Description of problem:
A message starvation was observed when a consumer hangs on a two node HornetQ cluster in domain mode
Version-Release number of selected component (if applicable):
JBoss-EAP-6.2_CP4 aka JBoss-EAP-6.2.4
HornetQ-2.3.14.Final (220.127.116.11 (Branch 2.3.eap6_2), 123)
Steps to Reproduce:
1. Please configure two cluster aware instances in a domain.xml to host two node cluster; NodeA and NodeB
2. Configure a destination at both server instances, queue/A
3. Start both server instances
4. Create two MDBeans with having maxSession at "1", FirstMDB and SecondMDB. Please trigger a latency in FirstMDB by making the consumer thread to sleep 5 seconds
5. Deploy both MDBs at each server instance
6. Stop the NodeB
7. Send 250+ messages to queue/A in NodeA
8. Please let the MDB in NodeA to consume a few messages
9. Start the Node2
The consumer in NodeB didn't consume any messages although the consumer-window-size was configured to "0" at both server instances
You could observe the consumer in NodeB starving messages
Both consumer should be able to consume messages.

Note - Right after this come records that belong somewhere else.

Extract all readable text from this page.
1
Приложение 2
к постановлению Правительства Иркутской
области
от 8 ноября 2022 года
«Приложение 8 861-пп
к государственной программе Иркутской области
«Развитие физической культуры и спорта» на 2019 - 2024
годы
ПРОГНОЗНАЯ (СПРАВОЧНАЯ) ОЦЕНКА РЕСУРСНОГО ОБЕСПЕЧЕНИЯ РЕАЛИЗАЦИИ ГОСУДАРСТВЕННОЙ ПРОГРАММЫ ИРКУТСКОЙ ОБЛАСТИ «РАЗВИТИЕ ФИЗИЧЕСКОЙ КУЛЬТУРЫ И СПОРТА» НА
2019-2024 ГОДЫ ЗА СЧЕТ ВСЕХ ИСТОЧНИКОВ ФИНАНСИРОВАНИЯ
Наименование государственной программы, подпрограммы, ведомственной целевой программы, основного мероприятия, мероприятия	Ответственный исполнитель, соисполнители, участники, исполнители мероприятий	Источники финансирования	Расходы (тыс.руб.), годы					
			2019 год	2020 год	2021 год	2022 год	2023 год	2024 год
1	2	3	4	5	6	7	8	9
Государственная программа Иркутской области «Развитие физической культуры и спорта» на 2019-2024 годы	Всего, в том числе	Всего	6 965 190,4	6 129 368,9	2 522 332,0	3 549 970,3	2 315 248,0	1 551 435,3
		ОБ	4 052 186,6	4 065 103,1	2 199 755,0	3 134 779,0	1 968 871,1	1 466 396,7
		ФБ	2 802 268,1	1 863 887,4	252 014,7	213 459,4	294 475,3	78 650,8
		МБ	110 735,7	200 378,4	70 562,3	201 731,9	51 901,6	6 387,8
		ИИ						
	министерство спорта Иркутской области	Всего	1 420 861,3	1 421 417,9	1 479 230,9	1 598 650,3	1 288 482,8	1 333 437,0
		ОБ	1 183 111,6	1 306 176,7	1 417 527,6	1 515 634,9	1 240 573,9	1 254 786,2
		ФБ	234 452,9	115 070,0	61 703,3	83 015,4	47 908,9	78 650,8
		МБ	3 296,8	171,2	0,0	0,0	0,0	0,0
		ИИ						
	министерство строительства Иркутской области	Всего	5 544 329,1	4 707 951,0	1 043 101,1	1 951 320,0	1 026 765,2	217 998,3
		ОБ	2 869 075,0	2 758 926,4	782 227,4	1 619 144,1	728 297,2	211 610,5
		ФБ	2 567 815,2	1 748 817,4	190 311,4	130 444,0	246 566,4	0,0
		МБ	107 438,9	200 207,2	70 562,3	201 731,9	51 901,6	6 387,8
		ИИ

Configuration files and test MDB would follow in a while.
I don't think this is a bug... you can configure redistribution delay and the messages would be redistributed.
I have configured redistribution delay to 1 second during my tests. This issue occurs when the first consumer, FirstMDB pauses for 5 seconds, during message consumption.
This works fine as expected when I remove the 5 second pause in the consumer. I have introduced a pause in the consumer to emulate the problem my customer was seeing.
I assigned this case to Howard, since I have discussed this issue in detail with him. :-)
Created attachment 924041 [details]
Created attachment 924042 [details]
If you don't set the consumer-window-size to 0 the test case is invalid for us
I thought of updating this bugzilla with a comment to avoid any confusions with its title. The same behaviour can be seen in standalone mode.
I wouldn't fix this issue. You can just set consumerWindowSize=0 for slow consumers, or set slow consumer detection to kill the consumer.
I don't see any issues that could be fixed here.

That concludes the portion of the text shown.